In the end I did the easiest way out by seeking enlightenment and advice in a Holy way.
So Friday was a great day, followed by sat which I meet up with my godmother and family to have a gathering with my family for a meal. It was awesome but one thing I will forever remember, I MUST always follow my principles of drinking. If I don’t follow my rules and regulation for myself, I will suffer again and that is one thing I won’t Want to go through again. (i always obeyed my rule but that night i sort of heck care it)

On Sunday morning I was not drunk, my mom and dad saw me walking normally and all sober but my body had to reject the booze and I realized it was my mistake because my food was not even digested and I had actually rejected what I ate. When I woke up 3 hours later and to my horror it was all like purging with an empty stomach and it was horrible.
Which I received a VIP care from my mom as if I was a very sick child; I was really sober not drunk or anything just feeling very uncomfortable with the rejection of acid.
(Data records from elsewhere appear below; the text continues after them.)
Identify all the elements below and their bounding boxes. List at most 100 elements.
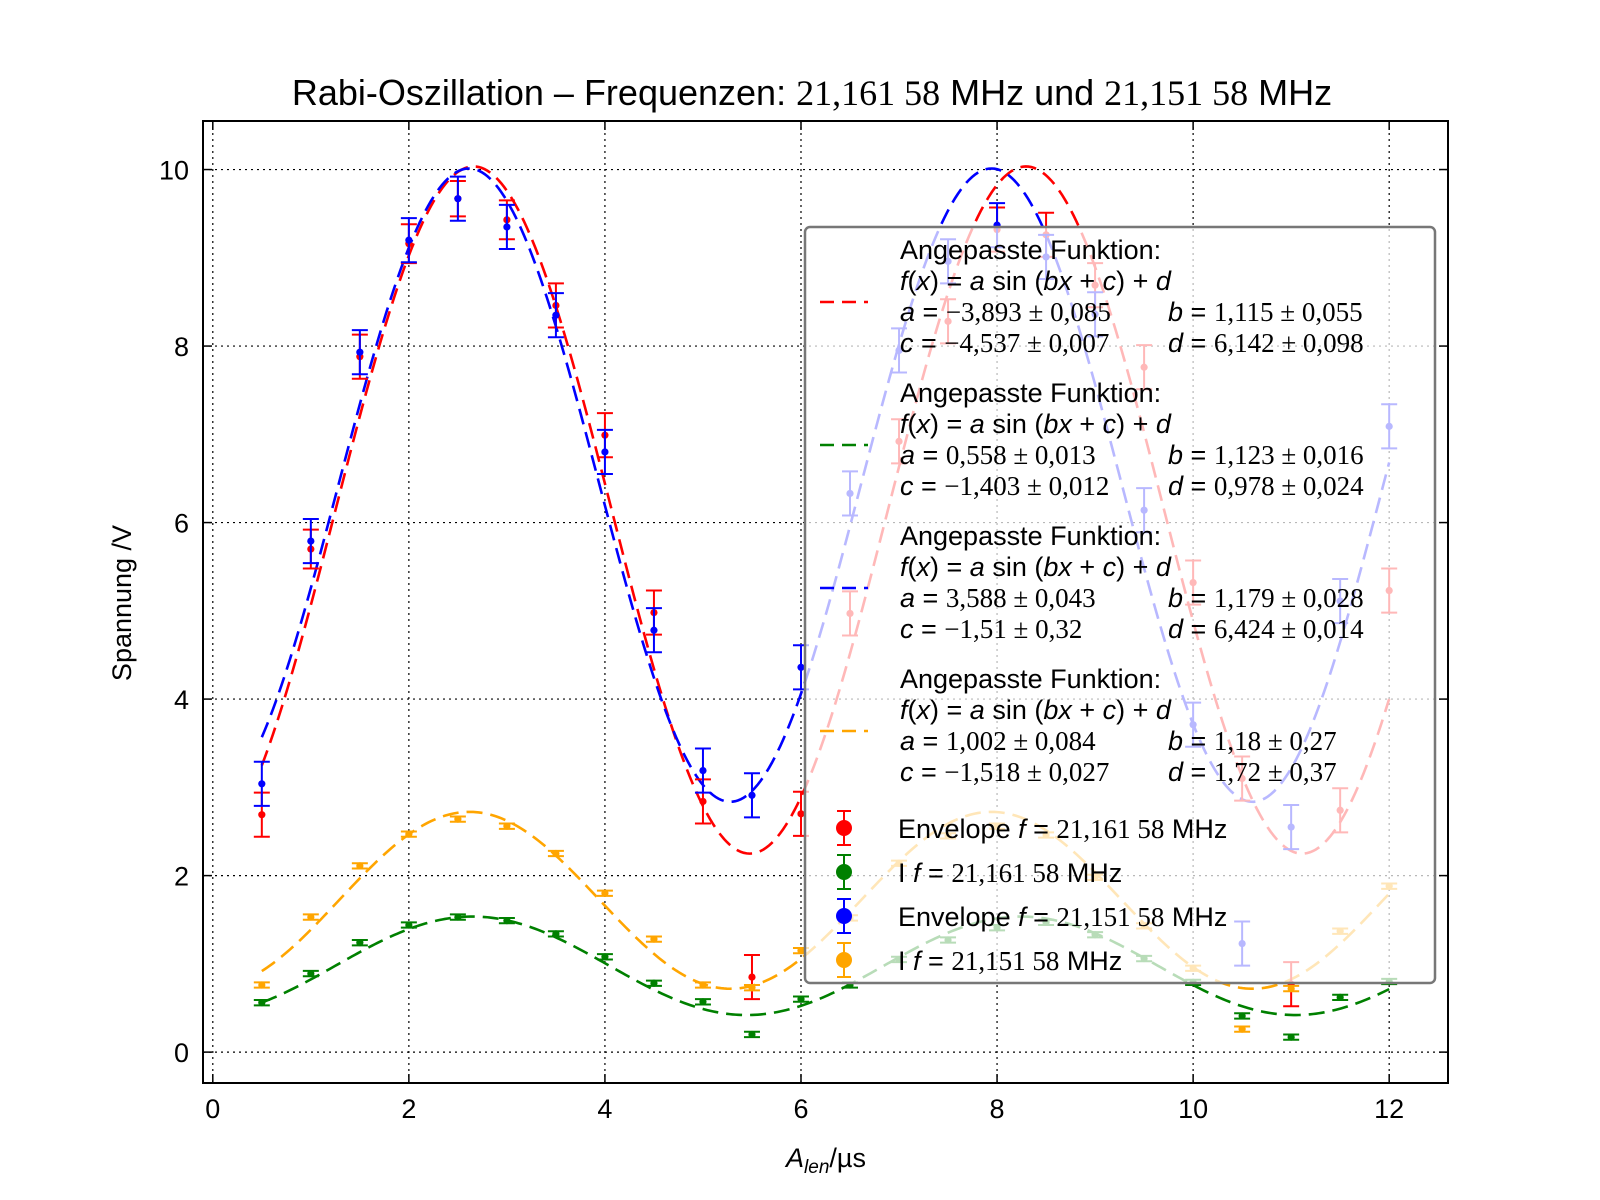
- legend-fit-formula: f(x) = a sin (bx + c) + d: [900, 409, 1172, 439]
- data-point: [748, 984, 756, 992]
- y-tick-label: 10: [159, 156, 189, 186]
- y-tick-label: 8: [174, 332, 189, 362]
- chart-title: Rabi-Oszillation – Frequenzen: 21,161 58…: [292, 72, 1332, 113]
- data-point: [356, 862, 364, 870]
- title-unit-2: MHz: [1248, 72, 1332, 113]
- data-point: [748, 973, 756, 981]
- param-a-value: 1,002 ± 0,084: [946, 726, 1096, 756]
- data-point: [797, 663, 805, 671]
- param-a-value: −3,893 ± 0,085: [946, 297, 1111, 327]
- data-point: [699, 797, 707, 806]
- data-point: [258, 981, 266, 989]
- data-point: [601, 953, 609, 961]
- data-point: [307, 537, 315, 545]
- legend-fit-param-d: d = 0,978 ± 0,024: [1168, 471, 1364, 501]
- param-a-value: 0,558 ± 0,013: [946, 440, 1096, 470]
- param-d-value: 6,142 ± 0,098: [1214, 328, 1364, 358]
- data-point: [552, 311, 560, 319]
- data-point: [405, 236, 413, 244]
- legend-fit-params-ab: a = 1,002 ± 0,084: [900, 726, 1096, 756]
- data-point: [699, 998, 707, 1006]
- param-d-value: 0,978 ± 0,024: [1214, 471, 1364, 501]
- legend-marker: [836, 864, 852, 880]
- data-point: [454, 913, 462, 921]
- legend-series-label: Envelope f = 21,151 58 MHz: [898, 902, 1227, 932]
- param-a-value: 3,588 ± 0,043: [946, 583, 1096, 613]
- legend-point-entry: Envelope f = 21,151 58 MHz: [836, 898, 1227, 934]
- legend-fit-entry: Angepasste Funktion:f(x) = a sin (bx + c…: [820, 378, 1364, 501]
- legend-fit-formula: f(x) = a sin (bx + c) + d: [900, 695, 1172, 725]
- data-point: [1287, 1033, 1295, 1041]
- legend-marker: [836, 952, 852, 968]
- data-point: [601, 889, 609, 897]
- data-point: [405, 921, 413, 929]
- legend-fit-heading: Angepasste Funktion:: [900, 664, 1161, 694]
- legend-point-entry: Envelope f = 21,161 58 MHz: [836, 810, 1227, 846]
- data-point: [454, 815, 462, 823]
- y-tick-label: 2: [174, 862, 189, 892]
- data-point: [405, 830, 413, 838]
- title-connector: und: [1024, 72, 1104, 113]
- data-point: [552, 849, 560, 858]
- legend: Angepasste Funktion:f(x) = a sin (bx + c…: [803, 225, 1437, 985]
- legend-marker: [836, 820, 852, 836]
- x-axis-label-symbol: A: [784, 1143, 804, 1173]
- legend-fit-heading: Angepasste Funktion:: [900, 521, 1161, 551]
- legend-series-label: I f = 21,151 58 MHz: [898, 946, 1122, 976]
- y-tick-label: 4: [174, 685, 189, 715]
- data-point: [356, 939, 364, 947]
- param-d-value: 1,72 ± 0,37: [1214, 757, 1337, 787]
- legend-fit-params-c: c = −1,518 ± 0,027: [900, 757, 1109, 787]
- data-point: [258, 999, 266, 1007]
- x-tick-label: 12: [1374, 1094, 1404, 1124]
- data-point: [552, 930, 560, 938]
- data-point: [503, 917, 511, 925]
- title-prefix: Rabi-Oszillation – Frequenzen:: [292, 72, 796, 113]
- y-axis-label: Spannung /V: [107, 525, 137, 681]
- data-point: [307, 913, 315, 921]
- data-point: [650, 935, 658, 943]
- x-tick-label: 0: [205, 1094, 220, 1124]
- param-b-value: 1,18 ± 0,27: [1214, 726, 1337, 756]
- x-tick-label: 10: [1178, 1094, 1208, 1124]
- legend-fit-params-c: c = −1,51 ± 0,32: [900, 614, 1082, 644]
- legend-fit-entry: Angepasste Funktion:f(x) = a sin (bx + c…: [820, 664, 1337, 787]
- legend-fit-params-c: c = −1,403 ± 0,012: [900, 471, 1109, 501]
- param-c-value: −1,51 ± 0,32: [944, 614, 1082, 644]
- legend-series-label: Envelope f = 21,161 58 MHz: [898, 814, 1227, 844]
- data-point: [1238, 1012, 1246, 1020]
- legend-fit-params-ab: a = 3,588 ± 0,043: [900, 583, 1096, 613]
- legend-fit-entries: Angepasste Funktion:f(x) = a sin (bx + c…: [820, 235, 1364, 787]
- legend-fit-param-b: b = 1,18 ± 0,27: [1168, 726, 1337, 756]
- x-tick-label: 4: [597, 1094, 612, 1124]
- param-b-value: 1,179 ± 0,028: [1214, 583, 1364, 613]
- data-point: [797, 810, 805, 818]
- x-tick-label: 8: [990, 1094, 1005, 1124]
- data-point: [307, 969, 315, 978]
- plot-frame: [202, 120, 1449, 1084]
- legend-point-entry: I f = 21,161 58 MHz: [836, 854, 1122, 890]
- legend-fit-params-c: c = −4,537 ± 0,007: [900, 328, 1109, 358]
- legend-box: [803, 225, 1437, 985]
- data-point: [258, 780, 266, 788]
- param-c-value: −1,403 ± 0,012: [944, 471, 1109, 501]
- param-c-value: −1,518 ± 0,027: [944, 757, 1109, 787]
- data-point: [258, 811, 266, 819]
- data-point: [356, 348, 364, 356]
- x-tick-label: 2: [401, 1094, 416, 1124]
- data-point: [650, 979, 658, 987]
- param-c-value: −4,537 ± 0,007: [944, 328, 1109, 358]
- y-tick-label: 6: [174, 509, 189, 539]
- param-d-value: 6,424 ± 0,014: [1214, 614, 1364, 644]
- param-b-value: 1,115 ± 0,055: [1214, 297, 1363, 327]
- param-b-value: 1,123 ± 0,016: [1214, 440, 1364, 470]
- data-point: [699, 981, 707, 989]
- legend-fit-param-b: b = 1,123 ± 0,016: [1168, 440, 1364, 470]
- x-tick-label: 6: [793, 1094, 808, 1124]
- data-point: [1287, 984, 1295, 993]
- data-point: [1238, 1025, 1246, 1033]
- x-axis-label-subscript: len: [804, 1157, 829, 1178]
- legend-point-entry: I f = 21,151 58 MHz: [836, 942, 1122, 978]
- data-point: [601, 448, 609, 456]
Up till now my stomach muscles are aching like crazy due to the activity I encounter.

This is a busy week, Application for studies, auspicious celebration on Thursday and Friday for my cousin.

Suddenly, after my clouds were cleared my eyes could see clearly now.
I realized that I am no longer at the cross road anymore and I am walking on without regrets.

It’s a new chapter in life for me and I will embrace it to the fullest.